Een manier om over dit fenomeen na te denken is door je een fruitbrood voor te stellen dat in een oven wordt gebakken. Naarmate het deeg rijst en uitzet, komen de rozijnen en sultana’s in het brood verder van elkaar af te staan. Het universum is als dat fruitbrood. Het dijt uit en zorgt ervoor dat de sterrenstelsels – de rozijnen en sultana’s die erin zijn ingebed – steeds sneller van elkaar af bewegen.

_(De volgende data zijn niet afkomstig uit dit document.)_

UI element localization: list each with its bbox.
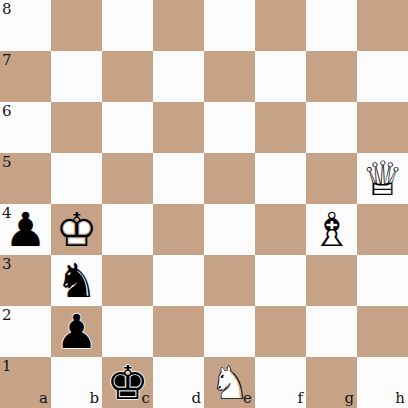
square-c7[interactable]: [102, 51, 153, 102]
square-c8[interactable]: [102, 0, 153, 51]
square-g5[interactable]: [306, 153, 357, 204]
square-a1[interactable]: [0, 357, 51, 408]
square-c4[interactable]: [102, 204, 153, 255]
square-e8[interactable]: [204, 0, 255, 51]
square-b8[interactable]: [51, 0, 102, 51]
square-b1[interactable]: [51, 357, 102, 408]
square-b4[interactable]: ♚♔: [51, 204, 102, 255]
piece-black-pawn[interactable]: ♟: [51, 306, 102, 357]
square-d5[interactable]: [153, 153, 204, 204]
piece-white-knight-backing: ♞: [204, 357, 255, 408]
square-d7[interactable]: [153, 51, 204, 102]
square-a6[interactable]: [0, 102, 51, 153]
square-b7[interactable]: [51, 51, 102, 102]
square-b6[interactable]: [51, 102, 102, 153]
square-b5[interactable]: [51, 153, 102, 204]
square-d8[interactable]: [153, 0, 204, 51]
piece-white-bishop-backing: ♝: [306, 204, 357, 255]
square-f6[interactable]: [255, 102, 306, 153]
square-h1[interactable]: [357, 357, 408, 408]
piece-black-knight[interactable]: ♞: [51, 255, 102, 306]
piece-white-queen[interactable]: ♕: [357, 153, 408, 204]
piece-white-king[interactable]: ♔: [51, 204, 102, 255]
square-c6[interactable]: [102, 102, 153, 153]
square-f2[interactable]: [255, 306, 306, 357]
piece-black-king[interactable]: ♚: [102, 357, 153, 408]
square-g4[interactable]: ♝♗: [306, 204, 357, 255]
square-b3[interactable]: ♞: [51, 255, 102, 306]
square-a7[interactable]: [0, 51, 51, 102]
square-d3[interactable]: [153, 255, 204, 306]
square-c1[interactable]: ♚: [102, 357, 153, 408]
square-h7[interactable]: [357, 51, 408, 102]
square-g8[interactable]: [306, 0, 357, 51]
square-g2[interactable]: [306, 306, 357, 357]
square-f3[interactable]: [255, 255, 306, 306]
square-e6[interactable]: [204, 102, 255, 153]
square-a3[interactable]: [0, 255, 51, 306]
square-d2[interactable]: [153, 306, 204, 357]
square-e4[interactable]: [204, 204, 255, 255]
square-h2[interactable]: [357, 306, 408, 357]
square-h6[interactable]: [357, 102, 408, 153]
square-f4[interactable]: [255, 204, 306, 255]
square-d6[interactable]: [153, 102, 204, 153]
square-f7[interactable]: [255, 51, 306, 102]
square-f5[interactable]: [255, 153, 306, 204]
square-e2[interactable]: [204, 306, 255, 357]
square-c2[interactable]: [102, 306, 153, 357]
square-e5[interactable]: [204, 153, 255, 204]
square-c5[interactable]: [102, 153, 153, 204]
square-g7[interactable]: [306, 51, 357, 102]
square-e1[interactable]: ♞♘: [204, 357, 255, 408]
square-b2[interactable]: ♟: [51, 306, 102, 357]
square-g6[interactable]: [306, 102, 357, 153]
square-e3[interactable]: [204, 255, 255, 306]
square-a4[interactable]: ♟: [0, 204, 51, 255]
square-g3[interactable]: [306, 255, 357, 306]
square-e7[interactable]: [204, 51, 255, 102]
square-h8[interactable]: [357, 0, 408, 51]
square-a8[interactable]: [0, 0, 51, 51]
piece-white-bishop[interactable]: ♗: [306, 204, 357, 255]
square-h4[interactable]: [357, 204, 408, 255]
square-a5[interactable]: [0, 153, 51, 204]
square-g1[interactable]: [306, 357, 357, 408]
square-d4[interactable]: [153, 204, 204, 255]
piece-black-pawn[interactable]: ♟: [0, 204, 51, 255]
square-d1[interactable]: [153, 357, 204, 408]
square-h3[interactable]: [357, 255, 408, 306]
square-f1[interactable]: [255, 357, 306, 408]
chess-board: ♛♕♟♚♔♝♗♞♟♚♞♘87654321abcdefgh: [0, 0, 408, 408]
piece-white-knight[interactable]: ♘: [204, 357, 255, 408]
square-c3[interactable]: [102, 255, 153, 306]
square-f8[interactable]: [255, 0, 306, 51]
piece-white-queen-backing: ♛: [357, 153, 408, 204]
piece-white-king-backing: ♚: [51, 204, 102, 255]
square-a2[interactable]: [0, 306, 51, 357]
square-h5[interactable]: ♛♕: [357, 153, 408, 204]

Maar als het heelal steeds groter wordt, blijft er één belangrijke vraag over: hoe snel dijt het heelal precies uit? Hoe snel vliegt de kosmos uit elkaar? Of preciezer: wat is de precieze waarde van de Hubble-constante, zoals de snelheid van de uitdijing van het heelal later werd genoemd? Het is een zeer belangrijke, veel gezochte waarde, omdat zij ons veel zal vertellen over het ontstaan, de ouderdom, de evolutie, en uiteindelijk het lot van de kosmos. Vandaar de moeite die astronomen zich de afgelopen eeuw hebben getroost om een precies antwoord te vinden.
Deze waarnemingen zijn echter gebaseerd op twee zeer verschillende benaderingen. De ene is gericht op het gedrag van sterrenstelsels in de buurt van ons eigen melkwegstelsel, de Melkweg, en houdt in dat wetenschappers – met toenemende nauwkeurigheid – uitzoeken hoe snel ze van elkaar weg bewegen. “Dat is de lokale benadering”, zegt Riess, wiens eigen werk zich heeft geconcentreerd op het perfectioneren van de meting van afstanden tussen sterrenstelsels in onze regio van het heelal. (Zie “De constante van Hubble en Henrietta Leavitt”, hieronder.)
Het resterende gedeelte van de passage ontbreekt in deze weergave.